By now, three albums in, everybody has seen Ghost. They've stuck impressively steadfastly to their ghoulish iconography, never once breaking character. But of the people who have seen Ghost, how many could say they've heard them, or could name a song? As with all bands with a penchant for dressing up (see Kiss, Marilyn Manson, Slipknot, Alice Cooper), there are always questions as to whether there is any substance behind the gimmick, and so it is with Ghost.
As well as being notably well disguised, Ghost are also mighty clever. 'Meliora' is Latin, and it translates to 'the search for something better'. On this LP, Ghost set themselves apart from anyone else who has come before and demonstrate that they do in fact have the tunes to go with the image. The album kicks off with a creepy theremin and mellotron introduction to 'Spirit', which gives way to a big, tense grinding rock opener. Finally, the song takes off with clean, soaring vocals, not unlike those of Opeth's Mikael Akerfeldt. The instrumentation is fantastic as well, with layers of choral backing vocals sitting on top of a bedrock which is more influenced by Deep Purple than Black Sabbath. The instrumental section features some really interesting interplay between guitars and theremins.

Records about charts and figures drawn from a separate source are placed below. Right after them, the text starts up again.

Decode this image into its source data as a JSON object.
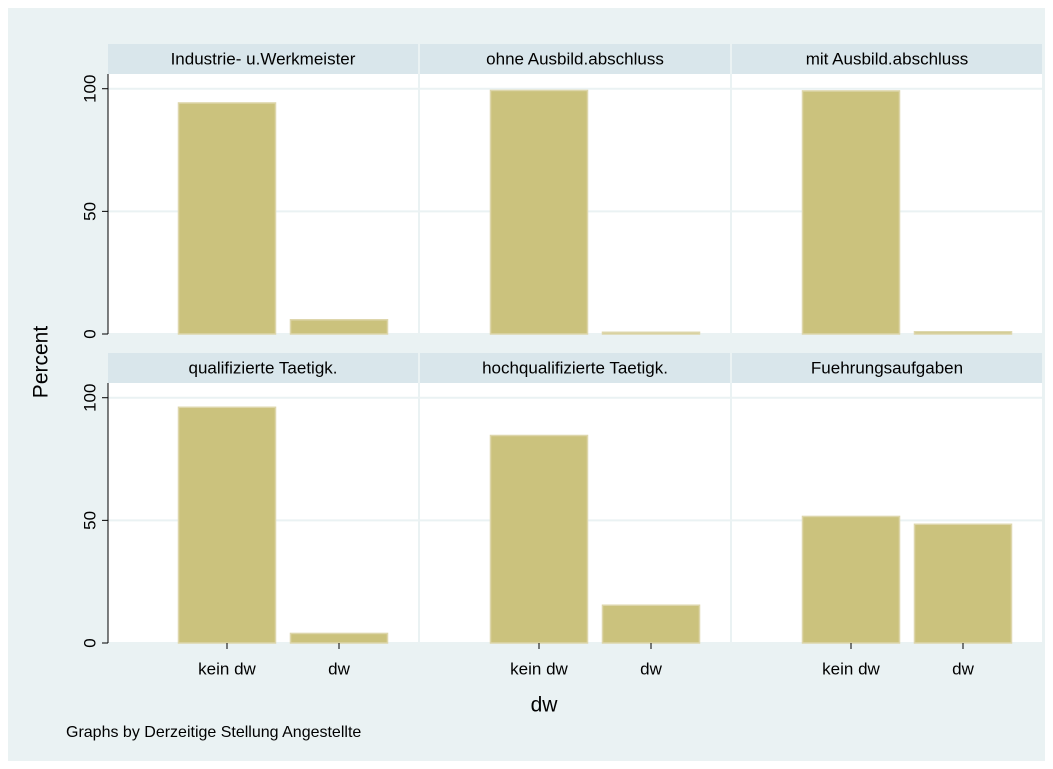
{
  "ylabel": "Percent",
  "xlabel": "dw",
  "note": "Graphs by Derzeitige Stellung Angestellte",
  "chart_data": [
    {
      "type": "bar",
      "title": "Industrie- u.Werkmeister",
      "categories": [
        "kein dw",
        "dw"
      ],
      "values": [
        94.2,
        5.8
      ],
      "color": "#cbc27d",
      "ylim": [
        0,
        106
      ],
      "yticks": [
        0,
        50,
        100
      ],
      "grid": true
    },
    {
      "type": "bar",
      "title": "ohne Ausbild.abschluss",
      "categories": [
        "kein dw",
        "dw"
      ],
      "values": [
        99.3,
        0.7
      ],
      "color": "#cbc27d",
      "ylim": [
        0,
        106
      ],
      "yticks": [
        0,
        50,
        100
      ],
      "grid": true
    },
    {
      "type": "bar",
      "title": "mit Ausbild.abschluss",
      "categories": [
        "kein dw",
        "dw"
      ],
      "values": [
        99.1,
        0.9
      ],
      "color": "#cbc27d",
      "ylim": [
        0,
        106
      ],
      "yticks": [
        0,
        50,
        100
      ],
      "grid": true
    },
    {
      "type": "bar",
      "title": "qualifizierte Taetigk.",
      "categories": [
        "kein dw",
        "dw"
      ],
      "values": [
        96.1,
        3.9
      ],
      "color": "#cbc27d",
      "ylim": [
        0,
        106
      ],
      "yticks": [
        0,
        50,
        100
      ],
      "grid": true
    },
    {
      "type": "bar",
      "title": "hochqualifizierte Taetigk.",
      "categories": [
        "kein dw",
        "dw"
      ],
      "values": [
        84.6,
        15.4
      ],
      "color": "#cbc27d",
      "ylim": [
        0,
        106
      ],
      "yticks": [
        0,
        50,
        100
      ],
      "grid": true
    },
    {
      "type": "bar",
      "title": "Fuehrungsaufgaben",
      "categories": [
        "kein dw",
        "dw"
      ],
      "values": [
        51.6,
        48.4
      ],
      "color": "#cbc27d",
      "ylim": [
        0,
        106
      ],
      "yticks": [
        0,
        50,
        100
      ],
      "grid": true
    }
  ]
}
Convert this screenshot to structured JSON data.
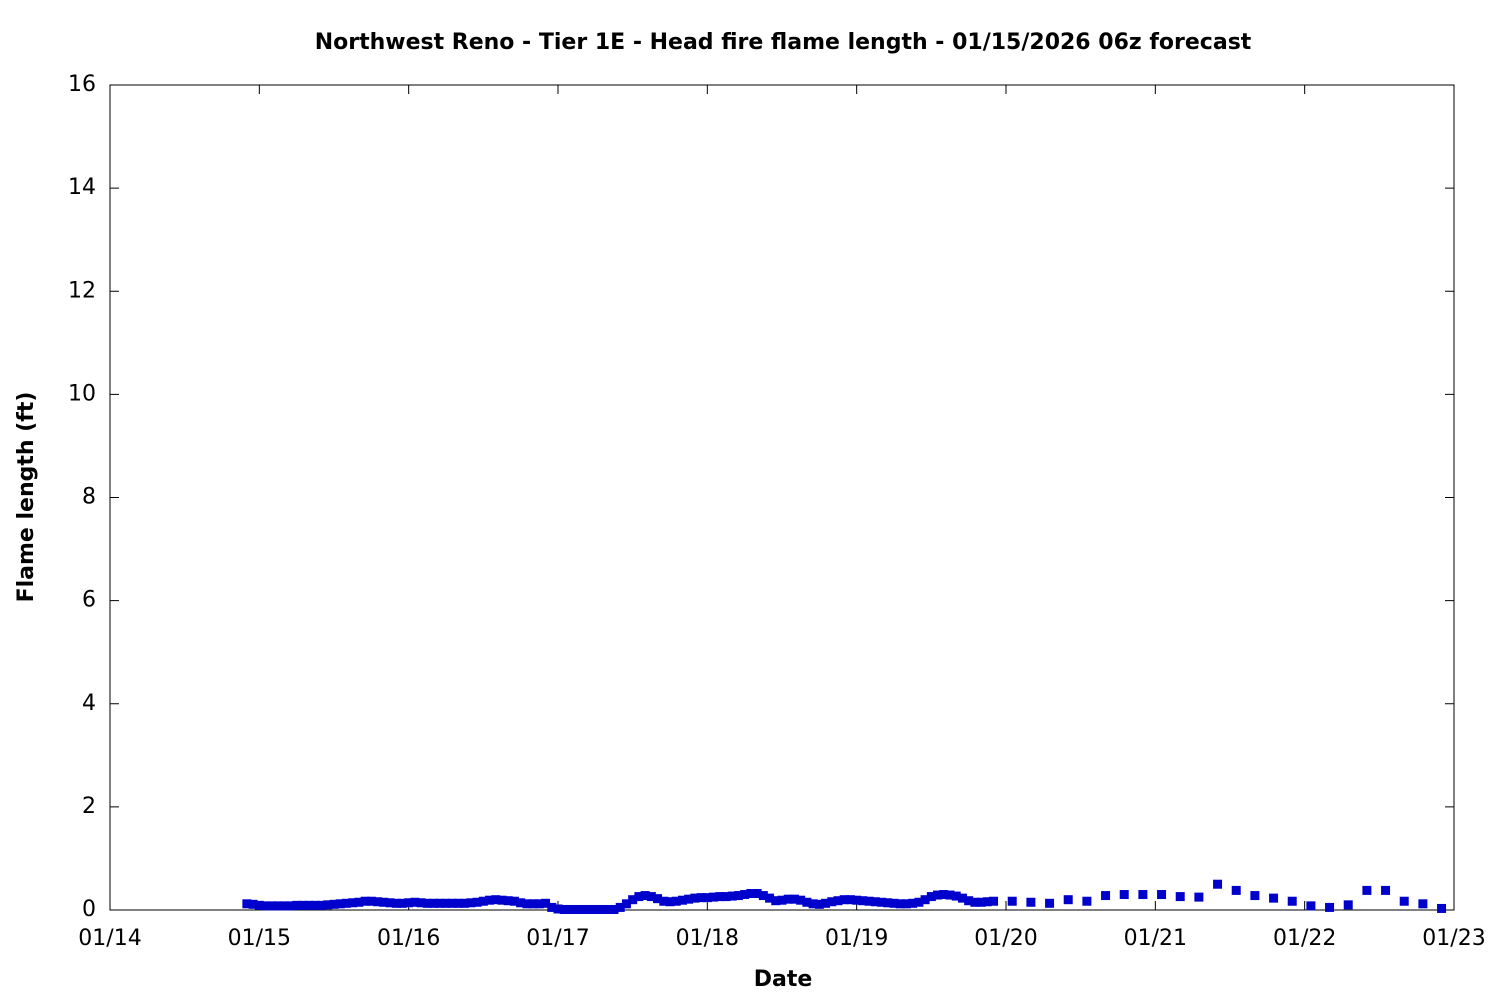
{
  "chart_data": {
    "type": "scatter",
    "title": "Northwest Reno - Tier 1E - Head fire flame length - 01/15/2026 06z forecast",
    "x_label": "Date",
    "y_label": "Flame length (ft)",
    "xlim": [
      0,
      216
    ],
    "xticks": [
      {
        "value": 0,
        "label": "01/14"
      },
      {
        "value": 24,
        "label": "01/15"
      },
      {
        "value": 48,
        "label": "01/16"
      },
      {
        "value": 72,
        "label": "01/17"
      },
      {
        "value": 96,
        "label": "01/18"
      },
      {
        "value": 120,
        "label": "01/19"
      },
      {
        "value": 144,
        "label": "01/20"
      },
      {
        "value": 168,
        "label": "01/21"
      },
      {
        "value": 192,
        "label": "01/22"
      },
      {
        "value": 216,
        "label": "01/23"
      }
    ],
    "ylim": [
      0,
      16
    ],
    "yticks": [
      0,
      2,
      4,
      6,
      8,
      10,
      12,
      14,
      16
    ],
    "series": [
      {
        "color": "#0000cc",
        "x": [
          22,
          23,
          24,
          25,
          26,
          27,
          28,
          29,
          30,
          31,
          32,
          33,
          34,
          35,
          36,
          37,
          38,
          39,
          40,
          41,
          42,
          43,
          44,
          45,
          46,
          47,
          48,
          49,
          50,
          51,
          52,
          53,
          54,
          55,
          56,
          57,
          58,
          59,
          60,
          61,
          62,
          63,
          64,
          65,
          66,
          67,
          68,
          69,
          70,
          71,
          72,
          73,
          74,
          75,
          76,
          77,
          78,
          79,
          80,
          81,
          82,
          83,
          84,
          85,
          86,
          87,
          88,
          89,
          90,
          91,
          92,
          93,
          94,
          95,
          96,
          97,
          98,
          99,
          100,
          101,
          102,
          103,
          104,
          105,
          106,
          107,
          108,
          109,
          110,
          111,
          112,
          113,
          114,
          115,
          116,
          117,
          118,
          119,
          120,
          121,
          122,
          123,
          124,
          125,
          126,
          127,
          128,
          129,
          130,
          131,
          132,
          133,
          134,
          135,
          136,
          137,
          138,
          139,
          140,
          141,
          142,
          145,
          148,
          151,
          154,
          157,
          160,
          163,
          166,
          169,
          172,
          175,
          178,
          181,
          184,
          187,
          190,
          193,
          196,
          199,
          202,
          205,
          208,
          211,
          214
        ],
        "values": [
          0.12,
          0.11,
          0.09,
          0.08,
          0.08,
          0.08,
          0.08,
          0.08,
          0.09,
          0.09,
          0.09,
          0.09,
          0.09,
          0.1,
          0.11,
          0.12,
          0.13,
          0.14,
          0.15,
          0.17,
          0.17,
          0.16,
          0.15,
          0.14,
          0.13,
          0.13,
          0.14,
          0.15,
          0.14,
          0.13,
          0.13,
          0.13,
          0.13,
          0.13,
          0.13,
          0.13,
          0.14,
          0.15,
          0.17,
          0.19,
          0.2,
          0.19,
          0.18,
          0.17,
          0.14,
          0.12,
          0.12,
          0.12,
          0.13,
          0.05,
          0.02,
          0.01,
          0.01,
          0.01,
          0.01,
          0.01,
          0.01,
          0.01,
          0.01,
          0.01,
          0.05,
          0.12,
          0.2,
          0.26,
          0.28,
          0.26,
          0.22,
          0.17,
          0.16,
          0.17,
          0.19,
          0.21,
          0.23,
          0.24,
          0.24,
          0.25,
          0.26,
          0.26,
          0.27,
          0.28,
          0.3,
          0.32,
          0.32,
          0.28,
          0.23,
          0.18,
          0.19,
          0.21,
          0.21,
          0.19,
          0.15,
          0.12,
          0.11,
          0.13,
          0.16,
          0.18,
          0.2,
          0.2,
          0.19,
          0.18,
          0.17,
          0.16,
          0.15,
          0.14,
          0.13,
          0.12,
          0.12,
          0.13,
          0.15,
          0.2,
          0.26,
          0.29,
          0.3,
          0.29,
          0.27,
          0.23,
          0.18,
          0.15,
          0.15,
          0.16,
          0.17,
          0.17,
          0.15,
          0.13,
          0.2,
          0.17,
          0.28,
          0.3,
          0.3,
          0.3,
          0.26,
          0.25,
          0.5,
          0.38,
          0.28,
          0.23,
          0.17,
          0.08,
          0.05,
          0.1,
          0.38,
          0.38,
          0.17,
          0.12,
          0.03
        ]
      }
    ]
  }
}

Next up is the swampy, groovy 'From the Pinnacle to the Pit', which is a magnificent highpoint of the LP. The intro is a thick, distorted and dirty bass line which underpins a song that sounds a little like 'Sweet Emotion' by Aerosmith, but rewritten for goths. It is almost danceable, and about as direct and to the point as Ghost ever get. After this, the album takes in a number of flavours, like the folk tinged 'He Is', the thrash metal inspired (and brilliantly titled) 'Mummy Dust', and the pounding 'Majesty'.